Once the war starts Thomas begins to shift his focus away from nature a little bit. I take that back, shifting away is not accurate, broadening his view is more like it. He writes a few love poems, missing his wife and family perhaps. And of course the war enters in to some of the poems too. Even though he only wrote a handful of poems about war he is still better known as a war poet than a nature poet. There are some fine ones that made my heart sink with their utter sadness. But I don’t want to leave this on a sad note because Thomas is not a sad poet. So here is one of his love poems, “Some Eyes Condemn”

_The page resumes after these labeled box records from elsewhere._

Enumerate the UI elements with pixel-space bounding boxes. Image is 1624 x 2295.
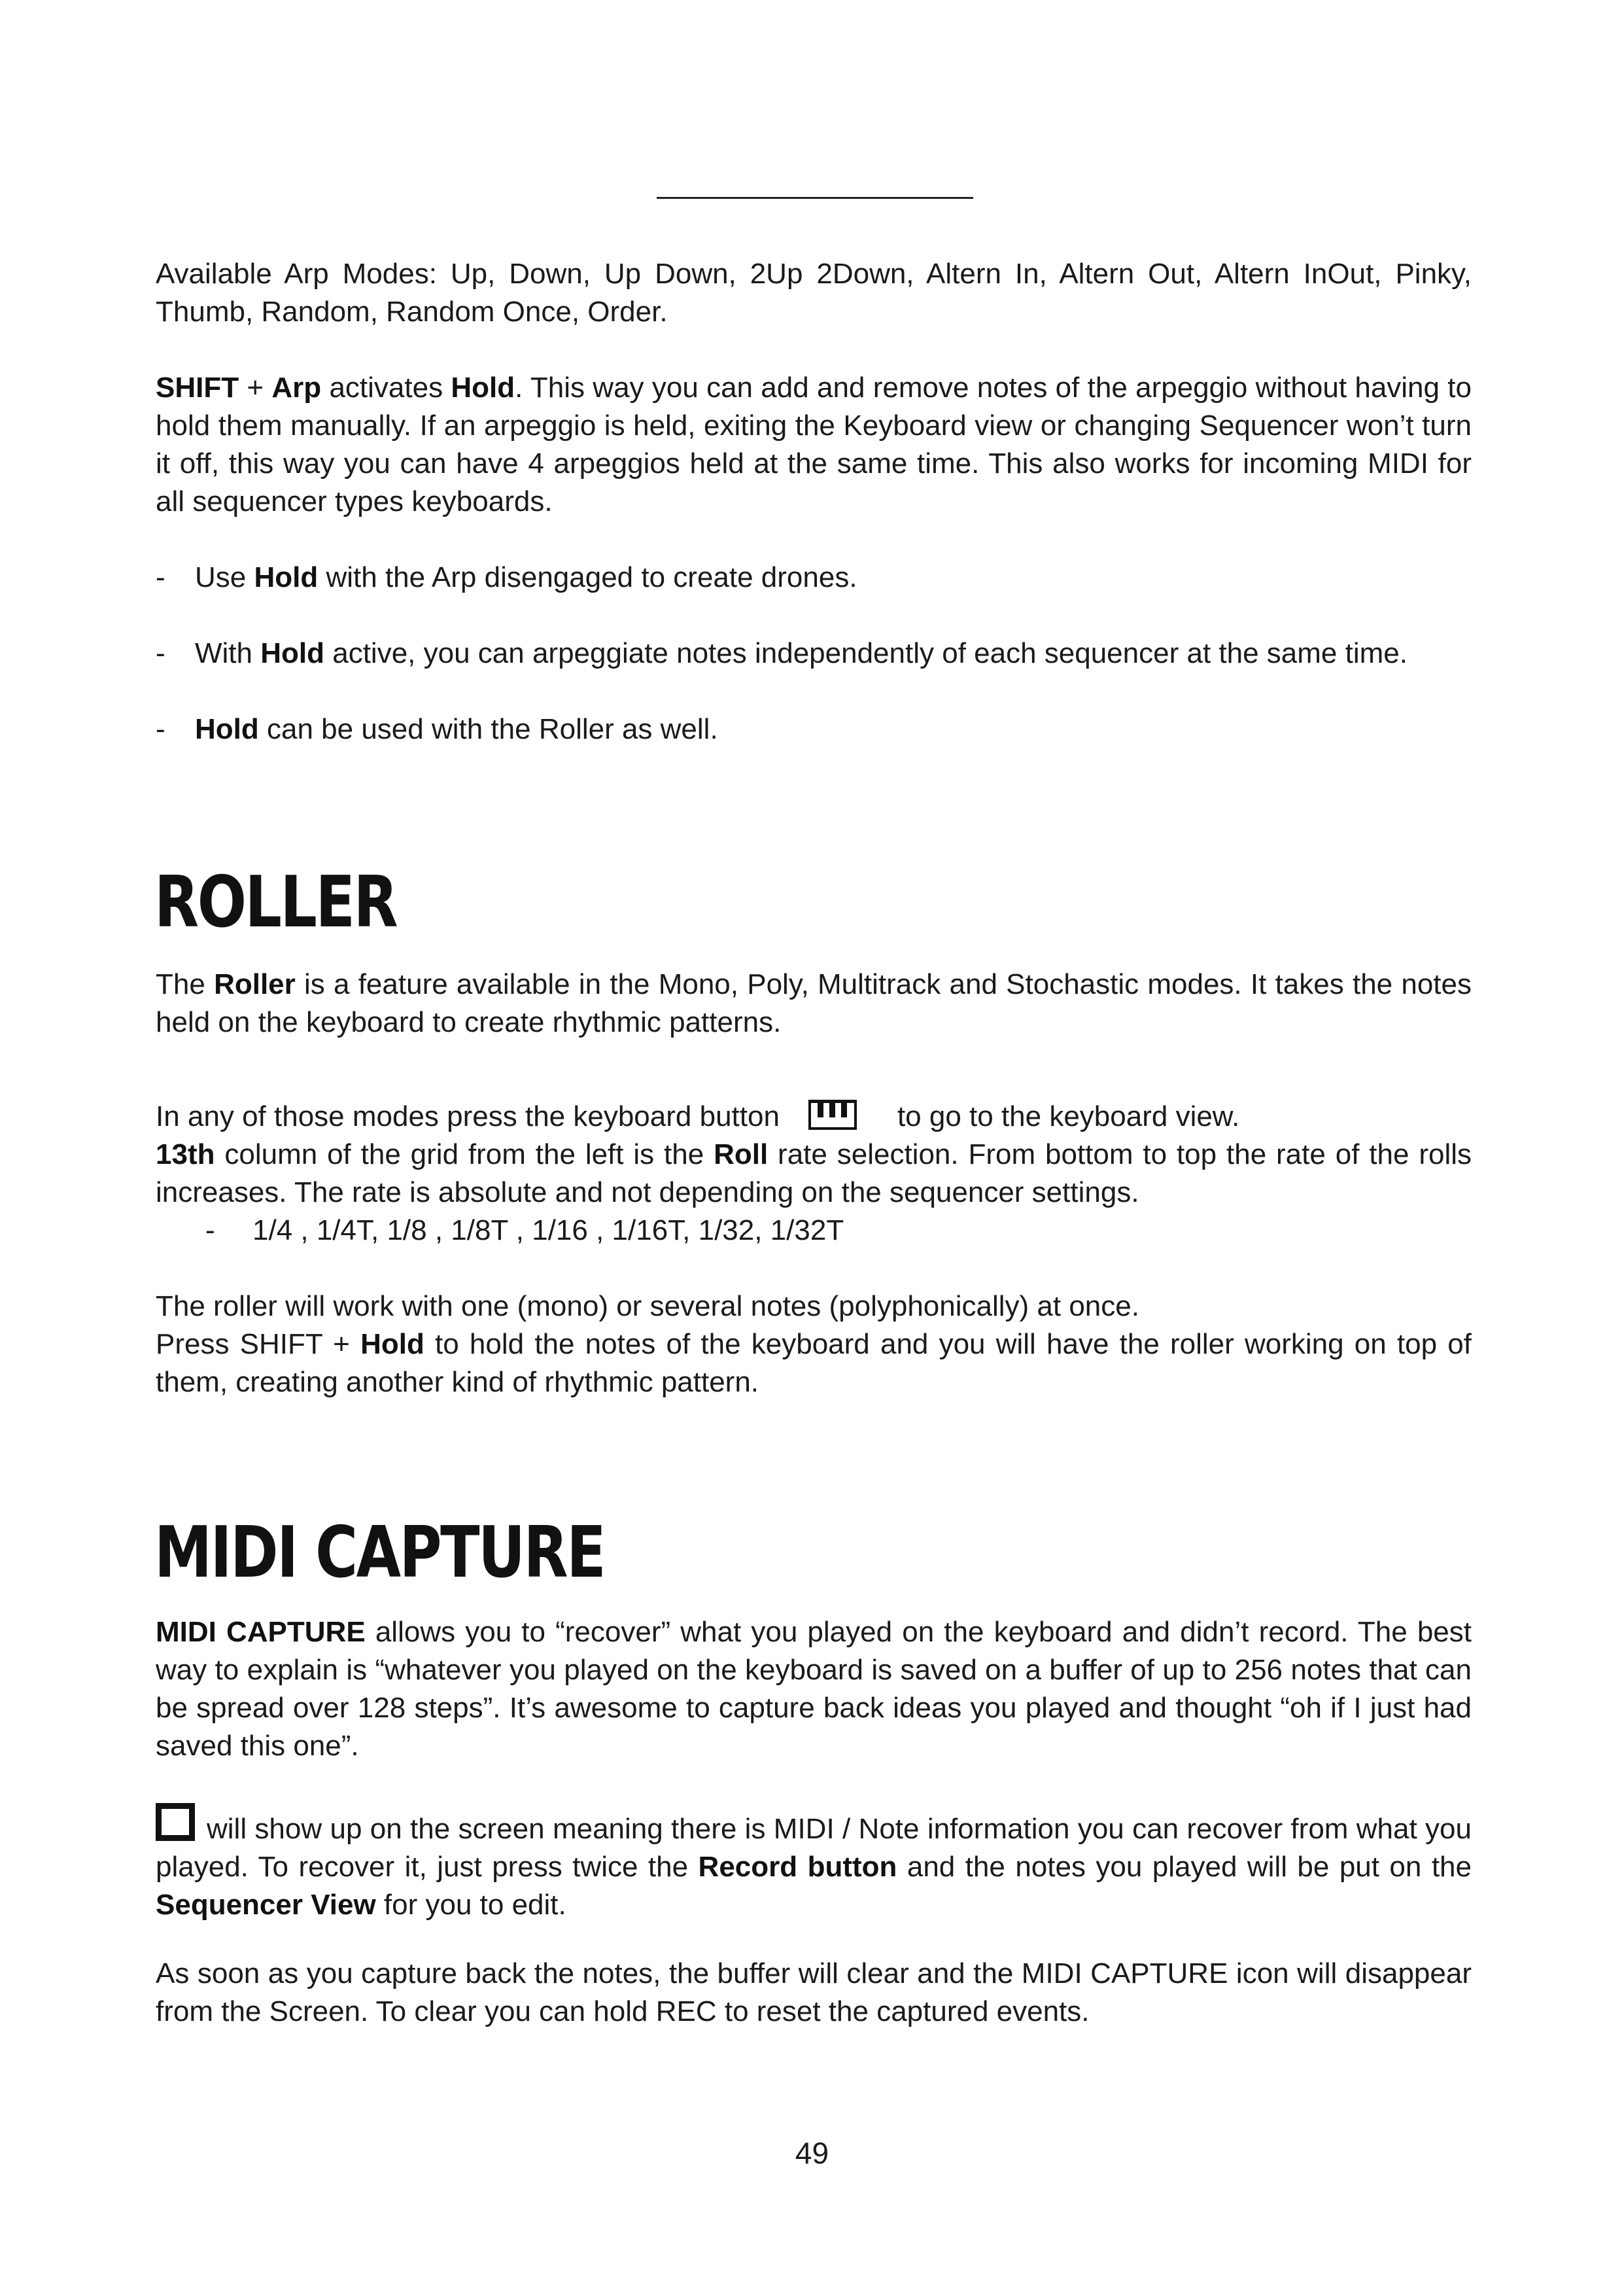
arp-modes-text: Available Arp Modes: Up, Down, Up Down, 2Up 2Down, Altern In, Altern Out, Altern InOut, Pinky, Thumb, Random, Random Once, Order.: [156, 258, 1472, 328]
hold-shift-bold: SHIFT: [156, 372, 239, 404]
roll-column-paragraph: 13th column of the grid from the left is the Roll rate selection. From bottom to top the rate of the rolls increases. The rate is absolute and not depending on the sequencer settings.: [156, 1138, 1472, 1208]
roll-rates-text: 1/4 , 1/4T, 1/8 , 1/8T , 1/16 , 1/16T, 1/32, 1/32T: [252, 1214, 844, 1246]
midi-capture-intro-paragraph: MIDI CAPTURE allows you to “recover” what you played on the keyboard and didn’t record. The best way to explain is “whatever you played on the keyboard is saved on a buffer of up to 256 notes that can be spread over 128 steps”. It’s awesome to capture back ideas you played and thought “oh if I just had saved this one”.: [156, 1616, 1472, 1762]
midi-capture-bold: MIDI CAPTURE: [156, 1616, 366, 1648]
keyboard-icon: [808, 1100, 857, 1130]
capture-icon: [156, 1803, 195, 1841]
hold-paragraph: SHIFT + Arp activates Hold. This way you can add and remove notes of the arpeggio without having to hold them manually. If an arpeggio is held, exiting the Keyboard view or changing Sequencer won’t turn it off, this way you can have 4 arpeggios held at the same time. This also works for incoming MIDI for all sequencer types keyboards.: [156, 372, 1472, 517]
hold-hold-bold: Hold: [451, 372, 515, 404]
midi-capture-clear-paragraph: As soon as you capture back the notes, the buffer will clear and the MIDI CAPTURE icon will disappear from the Screen. To clear you can hold REC to reset the captured events.: [156, 1957, 1472, 2027]
header-rule: [657, 197, 973, 199]
hold-bold: Hold: [360, 1328, 424, 1360]
13th-bold: 13th: [156, 1138, 215, 1170]
record-button-bold: Record button: [698, 1851, 897, 1883]
arp-modes-paragraph: [156, 255, 1472, 331]
hold-arp-bold: Arp: [271, 372, 322, 404]
roller-bold: Roller: [214, 968, 296, 1000]
roll-bold: Roll: [714, 1138, 769, 1170]
roller-heading: ROLLER: [154, 862, 397, 943]
page-number: 49: [795, 2136, 829, 2170]
roller-shift-hold-paragraph: Press SHIFT + Hold to hold the notes of the keyboard and you will have the roller working on top of them, creating another kind of rhythmic pattern.: [156, 1328, 1472, 1398]
roller-intro-paragraph: The Roller is a feature available in the Mono, Poly, Multitrack and Stochastic modes. It takes the notes held on the keyboard to create rhythmic patterns.: [156, 968, 1472, 1038]
roller-mono-poly-paragraph: The roller will work with one (mono) or several notes (polyphonically) at once.: [156, 1290, 1139, 1322]
midi-capture-icon-paragraph: will show up on the screen meaning there is MIDI / Note information you can recover from what you played. To recover it, just press twice the Record button and the notes you played will be put on the Sequencer View for you to edit.: [156, 1803, 1472, 1924]
midi-capture-heading: MIDI CAPTURE: [154, 1512, 605, 1594]
roller-keyboard-paragraph: In any of those modes press the keyboard button to go to the keyboard view.: [156, 1100, 1240, 1132]
sequencer-view-bold: Sequencer View: [156, 1889, 376, 1921]
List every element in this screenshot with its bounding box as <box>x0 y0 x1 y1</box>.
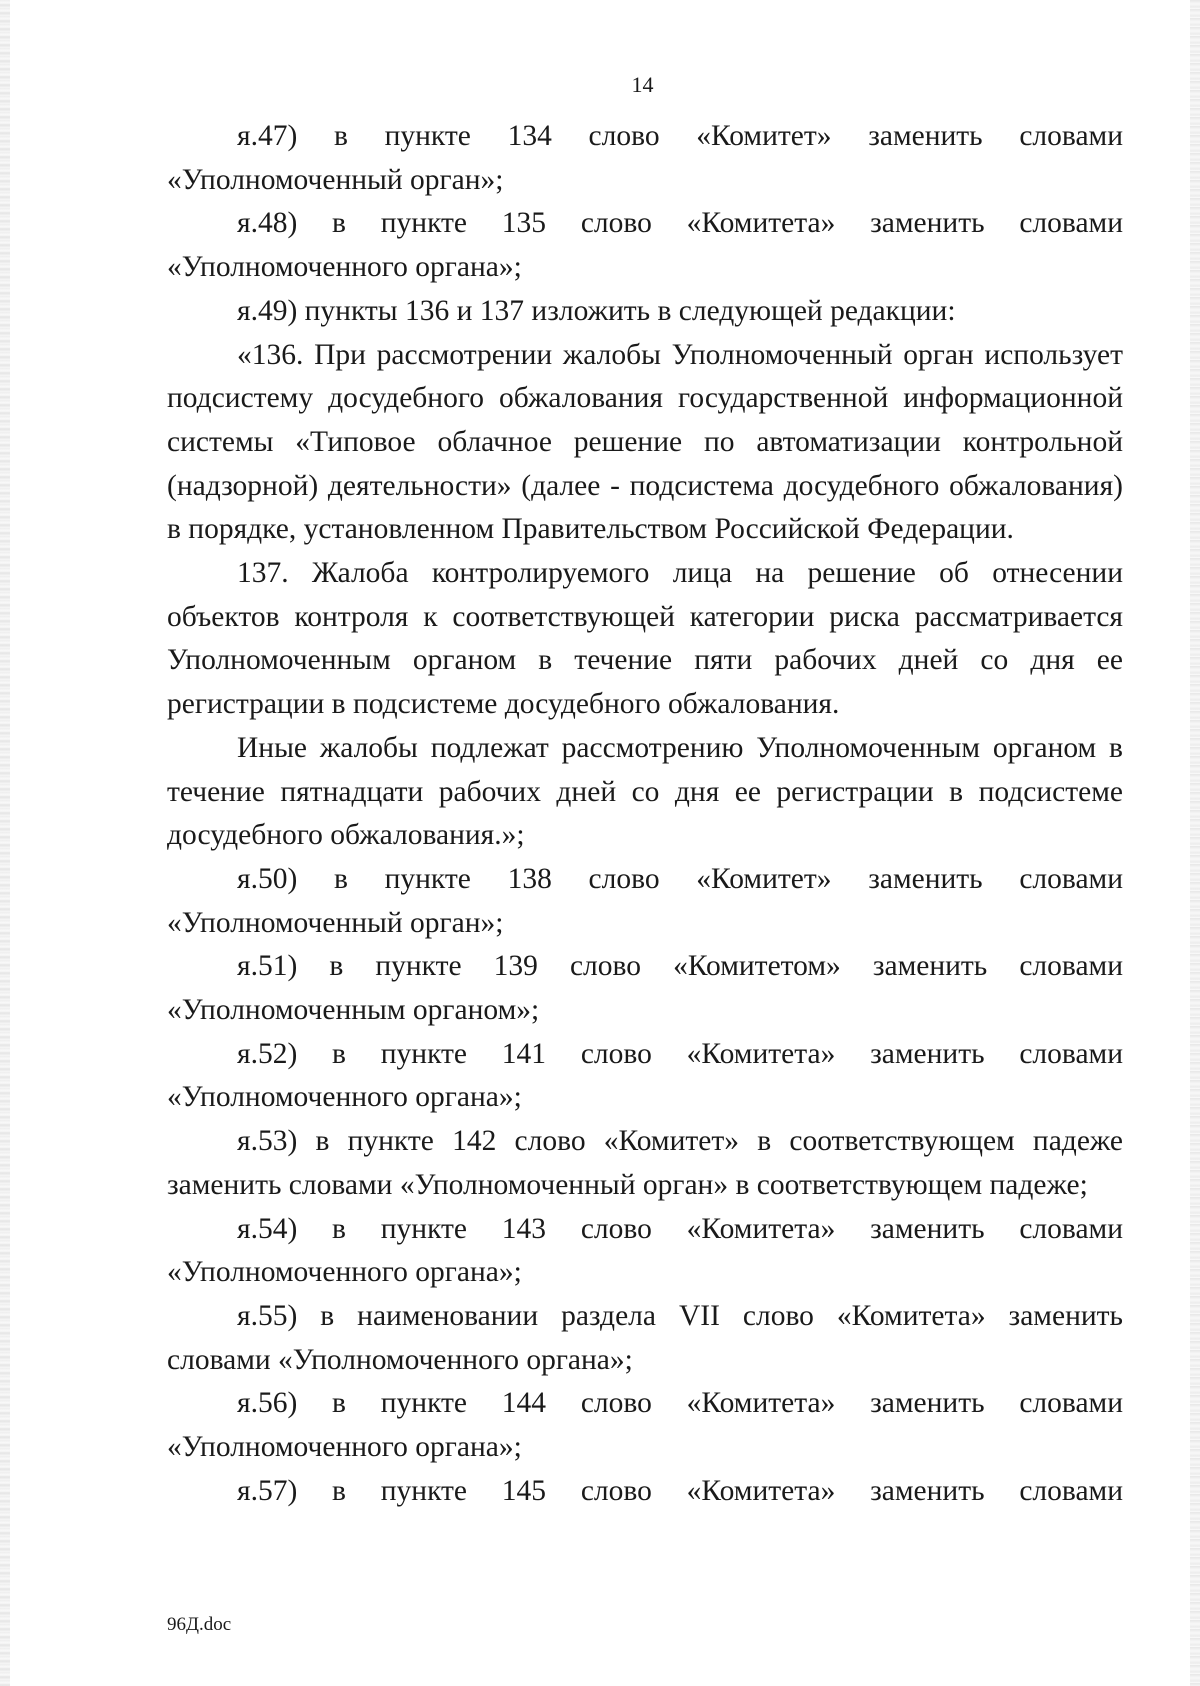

Some eyes condemn the earth they gaze upon:
Some wait patiently until they know far more
Than earth can tell them: some laugh at the whole
As folly of another’s making: one
I knew that laughed because he saw, from core
To rind, not one thing worth the laugh his soul
Had ready at waking: some eyes have begun
With laughing; some stand startled at the door.
Others too, I have seen rest, question, roll,
Dance, shoot. And many I have loved watching. Some
I could not take my eyes from till they turned
And loving died. I had not found my goal.
But thinking of your eyes, dear, I become
Dumb: for they flamed, and it was me they burned.
Isn’t that wonderful? I take that last line as a positive thing, burning with desire and love, but it could be read differently. It’s a glass half empty, glass half full line, isn’t it?